Une nouvelle étude a révélé qu’au Royaume-Uni, l’obésité de certains jeunes adultes laissait présager la multiplication des maladie du foie à l’avenir. Une perspective inquiétante.

La maladie du « foie gras »

Au Royaume-Uni, les chercheurs de l’Université de Bristol ont réalisé une étude auprès de 4 000 jeunes de la ville âgés de 24 ans. Ils ont découvert que 20,8 % des participants présentaient une accumulation de graisse dans le foie et la moitié de ces cas ont été classés comme graves. Ainsi, un jeune Britannique sur cinq présente des caractéristiques de la maladie du « foie gras » non-alcoolique (en anglais : NAFLD, pour Non Alcoholic Fatty Liver Disease).

Cette maladie désigne différentes affections hépatiques allant de la stéatose simple à la stéato-hépatite (en anglais : NASH pour Non Alcoholic Steato-Hepatitis), jusqu’à la cirrhose. En cas de présence de graisse prolongée dans le foie, une inflammation des cellules hépatiques est à craindre et l’évolution vers un cancer du foie est possible.

Cette NAFLD se caractérise par son développement chez les personnes souffrant d’obésité ou se trouvant en situation de surpoids. Cependant, cette condition n’est pas exclusive et la maladie du « foie gras » non-alcoolique apparaît parfois chez des individus n’étant pas obèses mais dont les régimes alimentaires sont très riches en graisses et/ou en sucre.

De gros risques en perspective

Selon les auteurs de l’étude, ces résultats indiquent qu’une « bombe à retardement des maladies du foie » serait en préparation avec des risques graves aux conséquences irréversibles pour les jeunes concernés. Pour déjouer ces inquiétantes prévisions, des changements rapides dans les politiques de santé publique doivent être mis en œuvre. Avec un niveau de graisse élevé dans le foie, l’exposition au diabète, aux crises cardiaques et aux accidents vasculaires cérébraux augmente.

Une urgence renforcée par la progression de l’obésité au sein des nouvelles générations de Britanniques. Le Dr Kushala Abeysekera, l’un des responsables des travaux menés, explique qu’il est certain que « des taux élevés de maladies du foie gras exposent ces jeunes adultes à un risque accru de développer une cicatrisation hépatique (cirrhose) à long terme ». Les résultats des chercheurs de l’Université de Bristol ont été présentés lors du Congrès international sur le foie qui se tenait à Vienne (Autriche) vendredi 12 avril.

Bien que la NAFLD soit la forme la plus courante de maladie du foie, elle était généralement observée jusqu’alors chez les personnes âgées de 40 à 65 ans.

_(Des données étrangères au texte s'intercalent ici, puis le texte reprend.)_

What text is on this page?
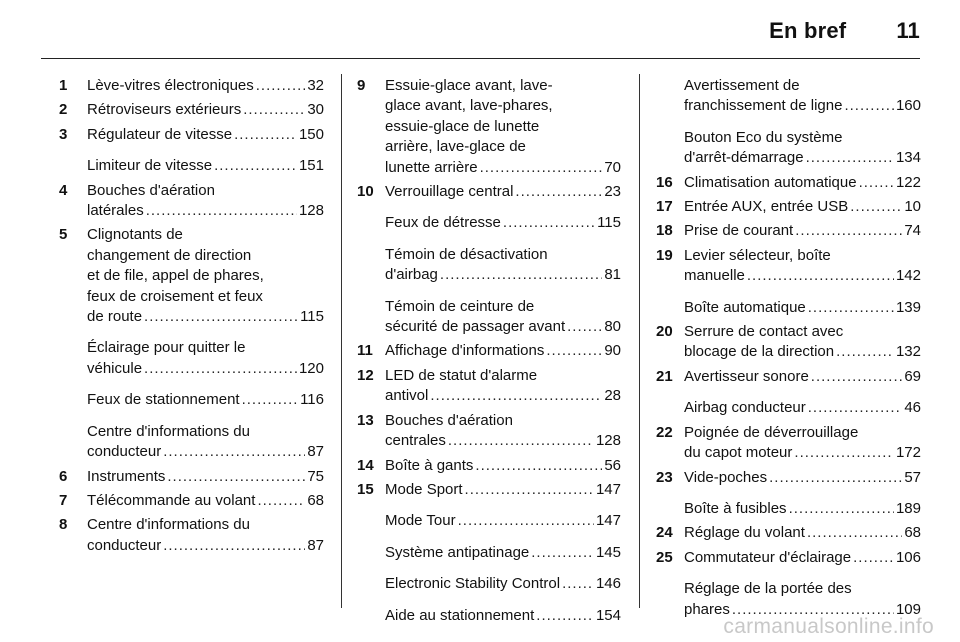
En bref 11
1	Lève-vitres électroniques .....	32
2	Rétroviseurs extérieurs .....	30
3	Régulateur de vitesse .....	150
Limiteur de vitesse .....	151
4	Bouches d'aération
latérales .....	128
5	Clignotants de
changement de direction
et de file, appel de phares,
feux de croisement et feux
de route .....	115
Éclairage pour quitter le
véhicule .....	120
Feux de stationnement .....	116
Centre d'informations du
conducteur .....	87
6	Instruments .....	75
7	Télécommande au volant .....	68
8	Centre d'informations du
conducteur .....	87
9	Essuie-glace avant, lave-
glace avant, lave-phares,
essuie-glace de lunette
arrière, lave-glace de
lunette arrière .....	70
10 Verrouillage central .....	23
Feux de détresse .....	115
Témoin de désactivation
d'airbag .....	81
Témoin de ceinture de
sécurité de passager avant .....	80
11 Affichage d'informations .....	90
12 LED de statut d'alarme
antivol .....	28
13 Bouches d'aération
centrales .....	128
14 Boîte à gants .....	56
15 Mode Sport .....	147
Mode Tour .....	147
Système antipatinage .....	145
Electronic Stability Control ..... 146
Aide au stationnement .....	154
Avertissement de
franchissement de ligne .....	160
Bouton Eco du système
d'arrêt-démarrage .....	134
16 Climatisation automatique .....	122
17 Entrée AUX, entrée USB .....	10
18 Prise de courant .....	74
19 Levier sélecteur, boîte
manuelle .....	142
Boîte automatique .....	139
20 Serrure de contact avec
blocage de la direction .....	132
21 Avertisseur sonore .....	69
Airbag conducteur .....	46
22 Poignée de déverrouillage
du capot moteur .....	172
23 Vide-poches .....	57
Boîte à fusibles .....	189
24 Réglage du volant .....	68
25 Commutateur d'éclairage .....	106
Réglage de la portée des
phares .....	109
carmanualsonline.info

Mais plus exclusivement désormais !

Du côté de l’Association européenne pour l’étude du foie, son vice-secrétaire, le professeur Philip Newsome, a déclaré que l’étude de Bristol mettait en lumière les problèmes croissants liés à notre environnement « obésogène » (responsable de l’obésité). La sédentarisation des modes de vie et la généralisation de la restauration rapide, souvent grasse et bon marché, sont des menaces à prendre au sérieux pour la santé des jeunes adultes et des générations futures.